Ezidilerin toplumdaki yaşamlarını belirleyen bazı kurallar:

Her bireyin sosyal hiyerarşide belli bir yeri vardır.
Topluluğun her üyesi hem kendi gurubundaki diğer üyelere, hem de dini liderlere (şeyh ve pirler) bağlılık ile yükümlüdürler. 
Mirler (soylular ailesi) tartışılmazdır ve sınırsız güce sahiptir. Onların diğer sınıf gurupları ile ilişkileri net olarak belirlenmiştir.
Topluluğun bir üyesinin rolü ve pozisyonu ile devingenliğinin sınırları belirlenmiştir.
Ezidi toplumun üyesi ancak ezidi olan ailelerin doğan çocukları olabilir.
Şeyh, pir ve müridlerin diğer guruplara geçişi mümkün değildir. 
Bir gurup içerisindeki görev dağılımı net olarak belirlenmiştir.
Her kişinin bir Piri ve bir Şeyhi olmalıdır.
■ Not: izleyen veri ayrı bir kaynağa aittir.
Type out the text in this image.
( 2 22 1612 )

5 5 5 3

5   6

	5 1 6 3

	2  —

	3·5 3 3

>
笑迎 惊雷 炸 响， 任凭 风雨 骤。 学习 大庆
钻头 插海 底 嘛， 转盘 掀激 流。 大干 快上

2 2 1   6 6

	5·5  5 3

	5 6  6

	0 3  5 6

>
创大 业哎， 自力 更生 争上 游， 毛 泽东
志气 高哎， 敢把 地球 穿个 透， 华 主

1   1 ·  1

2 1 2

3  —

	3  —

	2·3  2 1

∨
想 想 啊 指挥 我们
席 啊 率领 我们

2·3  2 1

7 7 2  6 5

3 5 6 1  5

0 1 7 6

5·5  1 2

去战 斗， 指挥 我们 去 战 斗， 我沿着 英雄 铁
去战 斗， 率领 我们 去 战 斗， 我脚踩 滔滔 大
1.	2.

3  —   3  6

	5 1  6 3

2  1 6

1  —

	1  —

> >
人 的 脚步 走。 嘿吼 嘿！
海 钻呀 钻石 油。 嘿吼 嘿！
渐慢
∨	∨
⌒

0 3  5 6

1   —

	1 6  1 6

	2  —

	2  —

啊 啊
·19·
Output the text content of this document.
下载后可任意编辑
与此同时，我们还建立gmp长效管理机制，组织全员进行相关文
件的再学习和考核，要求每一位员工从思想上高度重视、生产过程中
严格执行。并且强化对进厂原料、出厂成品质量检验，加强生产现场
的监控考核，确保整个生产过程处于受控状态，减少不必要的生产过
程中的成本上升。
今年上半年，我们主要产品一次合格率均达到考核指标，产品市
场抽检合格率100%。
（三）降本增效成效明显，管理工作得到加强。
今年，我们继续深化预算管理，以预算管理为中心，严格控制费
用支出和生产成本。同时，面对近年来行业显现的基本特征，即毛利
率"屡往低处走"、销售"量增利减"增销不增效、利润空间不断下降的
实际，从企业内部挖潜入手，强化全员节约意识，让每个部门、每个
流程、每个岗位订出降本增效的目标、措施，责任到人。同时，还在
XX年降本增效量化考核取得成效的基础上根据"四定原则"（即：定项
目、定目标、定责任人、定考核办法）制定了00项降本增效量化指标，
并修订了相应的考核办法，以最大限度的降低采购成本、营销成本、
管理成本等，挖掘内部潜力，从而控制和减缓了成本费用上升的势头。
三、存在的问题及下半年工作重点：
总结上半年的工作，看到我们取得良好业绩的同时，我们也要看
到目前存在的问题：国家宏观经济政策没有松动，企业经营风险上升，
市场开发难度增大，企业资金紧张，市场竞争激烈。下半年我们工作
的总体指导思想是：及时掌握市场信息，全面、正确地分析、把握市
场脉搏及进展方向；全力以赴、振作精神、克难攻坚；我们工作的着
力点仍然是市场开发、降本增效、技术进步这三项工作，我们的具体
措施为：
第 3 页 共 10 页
Bir bölgede Şeyh veya Pir ailelerinin üyeleri bulunmuyor ise, kendisinin ait olduğu Şeyh veya Pir ailesinin üyeleri kişiyi üsleninceye kadar geçici olarak başka bir Pir veya Şeyh edinebilir. 
Topluluğun üyeleri, birbirleri ile ve kendi gurupları içerisinde dayanışma içerisinde olmalıdır.
Ruhani sınıfı içerisinde önemli pozisyonları olan diğer guruplar:

Mir (Soylular) 

O, ezidilerin en üst lideridir. Geleneksel merkezi kutsal mekan Laleş´den birkaç kilometre uzaklıkta olan Baadre´dir.
Mir, Şeyh Adi ve Tausi Melek´i sembolize eder. O, Şeyh Adi´nin direk temsilcisidir ve aziz kabul edilir.  

Pismir

Mir ailesinden gelirler. Kelime anlamı olarak kürtçede, „soylular ailesi ile akraba olmak“  anlamına gelir.  Ancak ayrı bir gurubu oluştururlar. Pismirler, Şeyh O Bekir´in ardıllarıdırlar. Peşmir üyeleri, Mir ailesinin üyeleri ile evlenebilirler.   

Baba Şeyh

O, pirler ve şeyhler de dahil tüm ezidilerin tartışılmaz lideridir. Baba Şeyhler ancak Şemsani ve Fakhradin ailelerinden olunabilir. Ezidilerin ileri gelenleri Baba Şeyh´i seçerler ve bu Mir tarafından onaylanır. Baba Şeyh yazın ve kışın 42 gün oruç tutmak zorundadır. Din ile ilgili geniş bilgi sahibidir ve tüm kutsal ezidi hikayelerini ezbere bilir. Güney Kürdistan’da, Ain Sifne şehrinde yaşar. Bu şehir Musul´a yaklaşık 60 km uzaklıktadır.  

Peşimam 

Kelime anlamı ile birinci dereceden öğretici anlamına gelir. Peşimamların, Şeyh Hasan´ın soyundan geldikleri tahmin edilir.  Sadece Adanilerin şeyh çizdisinden gelenler Peşimam olabilir. Bunlar üç ana şeyh dallarından biridir.

Şeyh

Kelime olarak Arapçadır ve öğretici, lider veya önder anlamına gelir. Zerdüşt döneminde de şeyhlerin görevlerine benzer sorumlulukları olan üst düzeyde din adamları vardı. Ancak sınıf sisteminin yerleştirilmesi ile beraber ezidi toplumunda şeyhlerin pozisyonu o kadar değiştirildi ki, bunu günümüzde ancak hem pir hem de şeyhleri olan Iran´daki Ahl-i Haqq´ın din adamlarına benzetilirler. Şeyhler toplumun ruhani liderleridir. Her Şeyh ailesinin kendilerinden sorumlu olduğu belli sayıdaki müridleri vardır. Şeyh ailesi, dini sorunlar konusunda müridlere yardımcı olmak ve dini seremonileri yürütmek ile görevlidirler. Buna karşılık müridler yılda belli bir miktar para (Fıto) öderler. Bu miktar şeyh tarafından belirlenmez, mürid ne kadar ödeyebileceği veya ödemek istediğine kendisi karar verir.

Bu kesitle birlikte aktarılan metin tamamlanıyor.